So good but yet so, so bad.
Gabriel Knight: Sins of the Fathers is generally considered to be one of the greatest point and click adventures of all time. If true, it's a telling indictment of why the adventure game genre almost died out and is kept hobbling along these days by the life support machine of indie developers and hardcore fans.
First of all, the good. The story is excellent, revolving around murder and voodoo practises in New Orleans. There's a huge amount of well-researched detail about voodoo and most of the cast, especially the main characters are well-written, interesting and charismatic. The quality voice acting helps here enormously. Another plus is that you need to complete all the day's tasks before the game will move on, so there doesn't seem to be any chance of falling into that old adventure game nightmare of finding the game uncompletable after days of play because you overlooked something back at the very start.
The problems come with the actual gameplay and while this might read as a bit of a rant against adventure games in general, it's all relevant to Gabriel Knight. My first big beef is that the game requires you to behave in the most illogical manner possible. You're constantly lying, betraying people's trust and stealing from friends and strangers, even when you have no in-character reason to do so because it's the only way to move the game forward or get items you'll need to use days later. Need to trick a devoutly religious old woman into letting you into her home? Hey, it's lucky you stole that priest's outfit from the church and have been carrying it around for two days for no good reason whatsoever.
Backgrounds are detailed with descriptions for most things you can see. Unfortunately, now and then a seemingly innocuous background item is the key to a puzzle solution or opens up a dialogue option you need to progress so every single thing on every single screen needs clicked on with the look icon, then the take icon, then the operate icon, then the open icon...just in case it turns out to be usable or relevant. Miss something like this early and later you can be left with no idea what your next objective is, wandering back through all the locations trying to find something you might have overlooked.

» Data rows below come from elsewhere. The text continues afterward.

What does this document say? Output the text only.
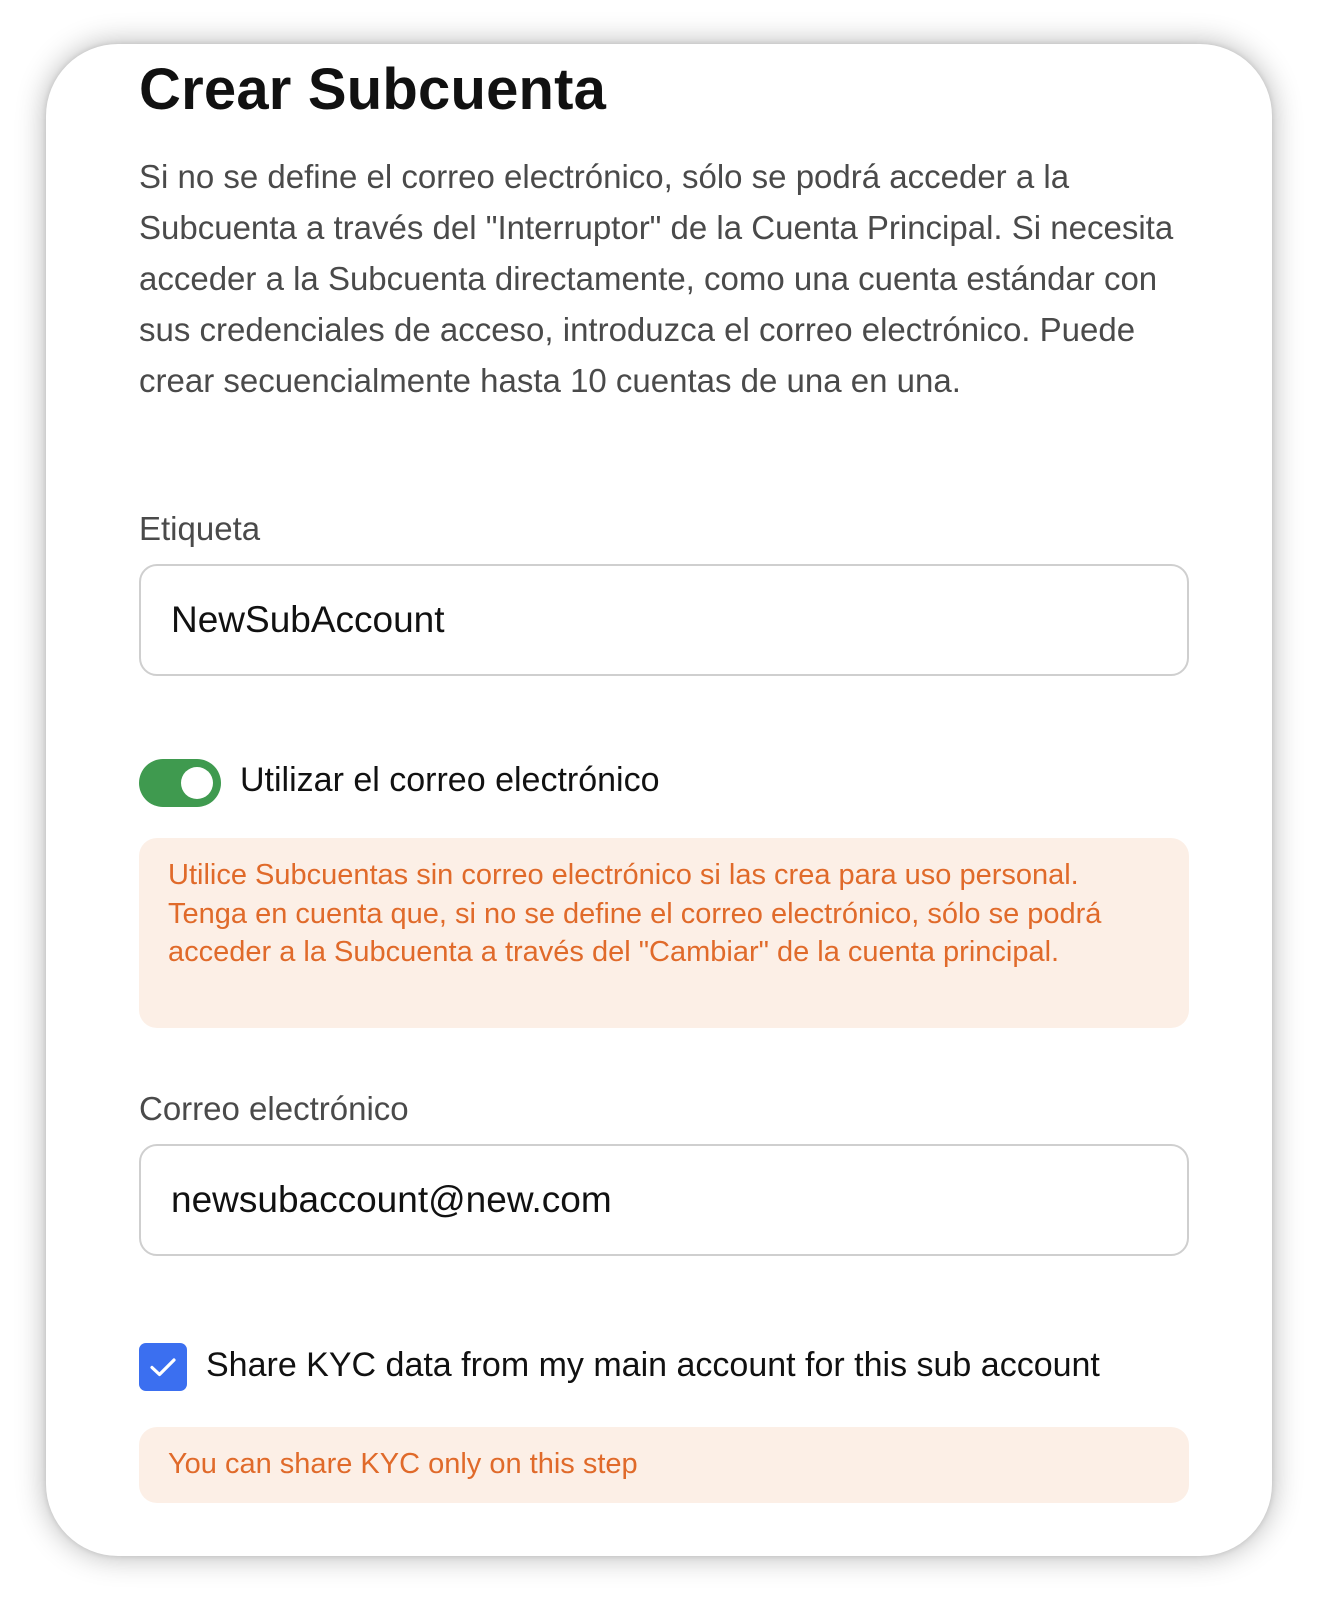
Crear Subcuenta

Si no se define el correo electrónico, sólo se podrá acceder a la Subcuenta a través del "Interruptor" de la Cuenta Principal. Si necesita acceder a la Subcuenta directamente, como una cuenta estándar con sus credenciales de acceso, introduzca el correo electrónico. Puede crear secuencialmente hasta 10 cuentas de una en una.

Etiqueta
NewSubAccount
Utilizar el correo electrónico
Utilice Subcuentas sin correo electrónico si las crea para uso personal. Tenga en cuenta que, si no se define el correo electrónico, sólo se podrá acceder a la Subcuenta a través del "Cambiar" de la cuenta principal.
Correo electrónico
newsubaccount@new.com
Share KYC data from my main account for this sub account
You can share KYC only on this step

The other problem with these games is the often illogical puzzles. It might have seemed perfectly obvious to the designer that the way to distract a certain character was to get a mime from two screens away to follow you back to annoy them, but to me it wasn't even clear that the certain character needed distracted in the first place, let alone that the mime was anything other than background colour like all the other musicians and street performers in that area.

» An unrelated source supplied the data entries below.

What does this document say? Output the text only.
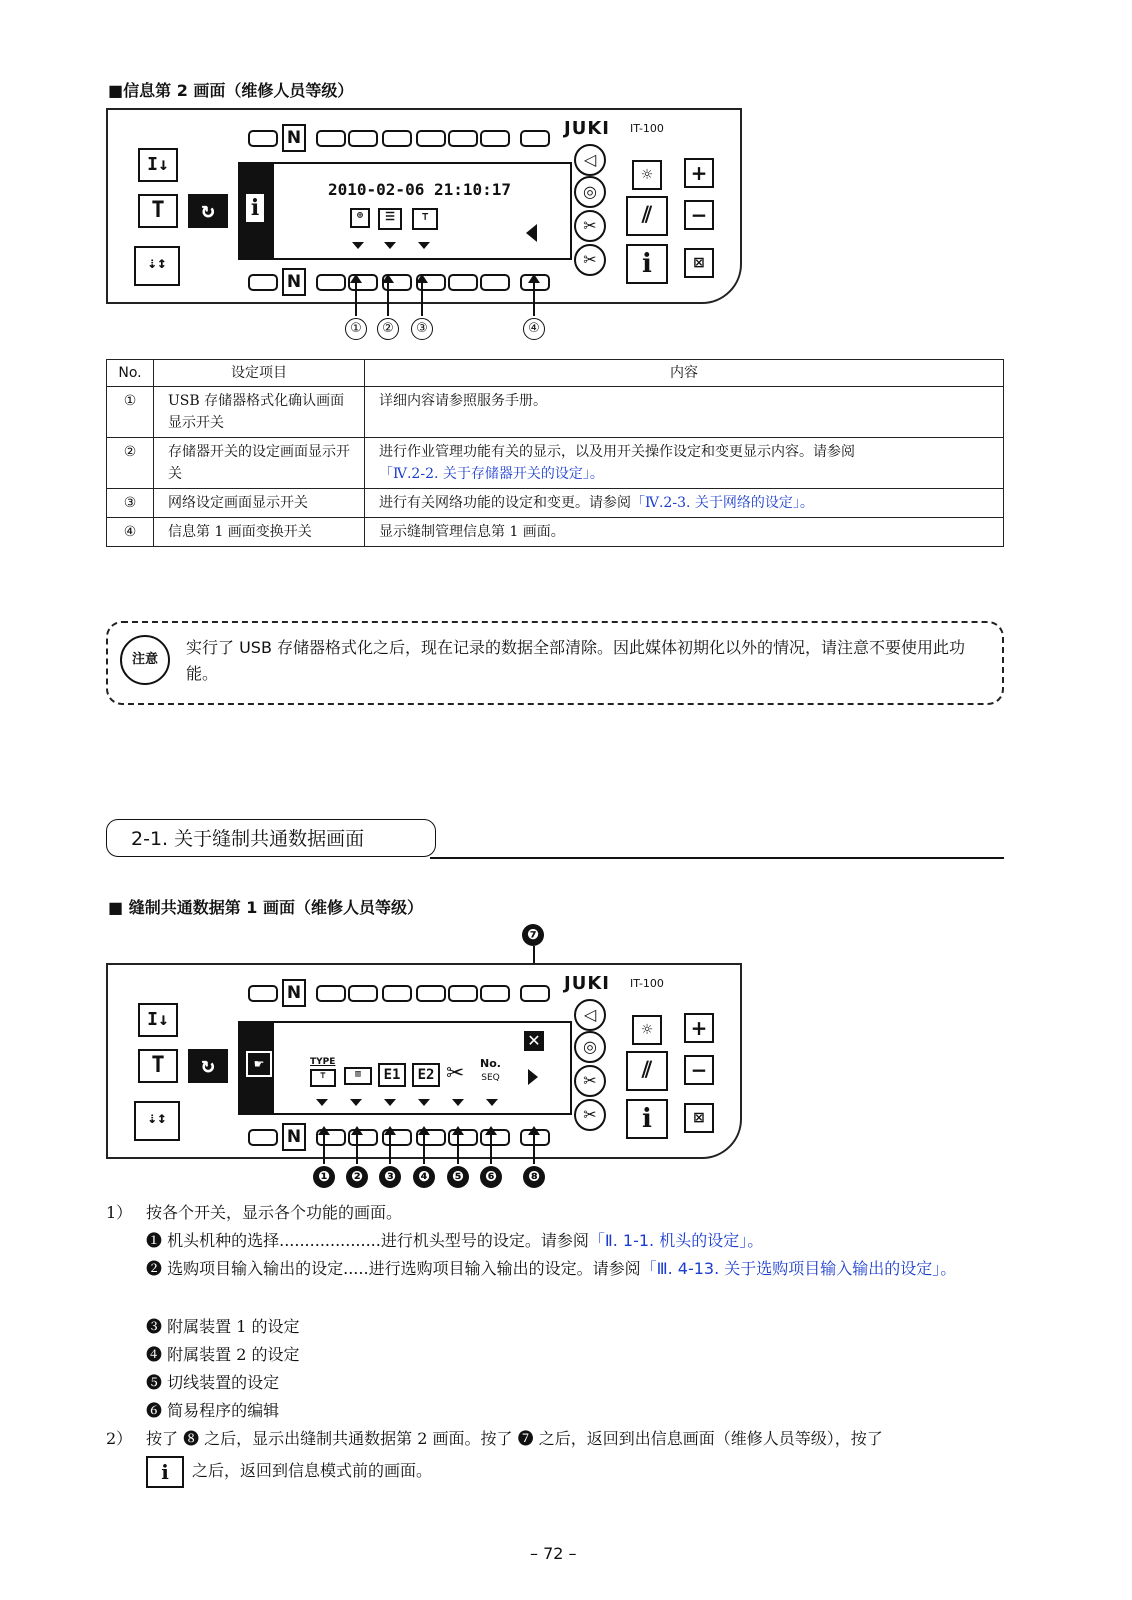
■信息第 2 画面（维修人员等级）
I↓
T	↻
⇣↕
Ν	JUKI IT-100
i
2010-02-06 21:10:17
⊕	☰	⊤
◁
◎
✂
✂
☼	+
⫽	−
i	⊠
N
①	②	③	④
No.	设定项目	内容
①	USB 存储器格式化确认画面显示开关	详细内容请参照服务手册。
②	存储器开关的设定画面显示开关	进行作业管理功能有关的显示，以及用开关操作设定和变更显示内容。请参阅
「Ⅳ.2-2. 关于存储器开关的设定」。
③	网络设定画面显示开关	进行有关网络功能的设定和变更。请参阅「Ⅳ.2-3. 关于网络的设定」。
④	信息第 1 画面变换开关	显示缝制管理信息第 1 画面。
注意
实行了 USB 存储器格式化之后，现在记录的数据全部清除。因此媒体初期化以外的情况，请注意不要使用此功能。
2-1. 关于缝制共通数据画面
■ 缝制共通数据第 1 画面（维修人员等级）
❼
I↓
T	↻
⇣↕
Ν	JUKI IT-100
☛
✕
TYPE
⊤	▥	E1	E2 ✂ No.
SEQ
◁
◎
✂
✂
☼	+
⫽	−
i	⊠
N
❶	❷	❸	❹	❺	❻	❽
1） 按各个开关，显示各个功能的画面。
❶ 机头机种的选择....................进行机头型号的设定。请参阅「Ⅱ. 1-1. 机头的设定」。
❷ 选购项目输入输出的设定.....进行选购项目输入输出的设定。请参阅「Ⅲ. 4-13. 关于选购项目输入输出的设定」。
❸ 附属装置 1 的设定
❹ 附属装置 2 的设定
❺ 切线装置的设定
❻ 简易程序的编辑
2） 按了 ❽ 之后，显示出缝制共通数据第 2 画面。按了 ❼ 之后，返回到出信息画面（维修人员等级），按了
i	之后，返回到信息模式前的画面。
– 72 –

I expect a lot of people would argue that what I see as problems are just classic genre tropes. I'd argue back that sticking to these genre tropes is why so many people gave up buying adventure games. Unlike other genres, adventures didn't evolve better gameplay mechanics and suffered as a result.

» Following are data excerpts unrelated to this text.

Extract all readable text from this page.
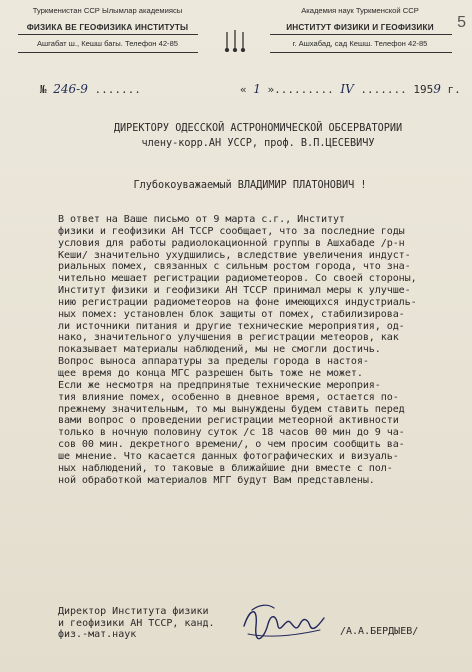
Туркменистан ССР Ылымлар академиясы
ФИЗИКА ВЕ ГЕОФИЗИКА ИНСТИТУТЫ
Ашгабат ш., Кешш багы. Телефон 42-85
Академия наук Туркменской ССР
ИНСТИТУТ ФИЗИКИ И ГЕОФИЗИКИ
г. Ашхабад, сад Кешш. Телефон 42-85
5
№ 246-9 .......	« 1 »......... IV ....... 1959 г.
ДИРЕКТОРУ ОДЕССКОЙ АСТРОНОМИЧЕСКОЙ ОБСЕРВАТОРИИ
члену-корр.АН УССР, проф. В.П.ЦЕСЕВИЧУ
Глубокоуважаемый ВЛАДИМИР ПЛАТОНОВИЧ !

В ответ на Ваше письмо от 9 марта с.г., Институт

физики и геофизики АН ТССР сообщает, что за последние годы

условия для работы радиолокационной группы в Ашхабаде /р-н

Кеши/ значительно ухудшились, вследствие увеличения индуст-

риальных помех, связанных с сильным ростом города, что зна-

чительно мешает регистрации радиометеоров. Со своей стороны,

Институт физики и геофизики АН ТССР принимал меры к улучше-

нию регистрации радиометеоров на фоне имеющихся индустриаль-

ных помех: установлен блок защиты от помех, стабилизирова-

ли источники питания и другие технические мероприятия, од-

нако, значительного улучшения в регистрации метеоров, как

показывает материалы наблюдений, мы не смогли достичь.

Вопрос выноса аппаратуры за пределы города в настоя-

щее время до конца МГС разрешен быть тоже не может.

Если же несмотря на предпринятые технические мероприя-

тия влияние помех, особенно в дневное время, остается по-

прежнему значительным, то мы вынуждены будем ставить перед

вами вопрос о проведении регистрации метеорной активности

только в ночную половину суток /с 18 часов 00 мин до 9 ча-

сов 00 мин. декретного времени/, о чем просим сообщить ва-

ше мнение. Что касается данных фотографических и визуаль-

ных наблюдений, то таковые в ближайшие дни вместе с пол-

ной обработкой материалов МГГ будут Вам представлены.

Директор Института физики
и геофизики АН ТССР, канд.
физ.-мат.наук	/А.А.БЕРДЫЕВ/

So, the story is excellent and involving but the actual game play is little more than a frustrating chore. This is par for the course for this type of game, unfortunately, and you'll probably know if this appeals to you or not. If it does, then sure, this is a classic. If it doesn't but you like good story driven games it's well worth picking up cheap and keeping a walkthrough or hint guide at hand to help you past the worst of the design problems.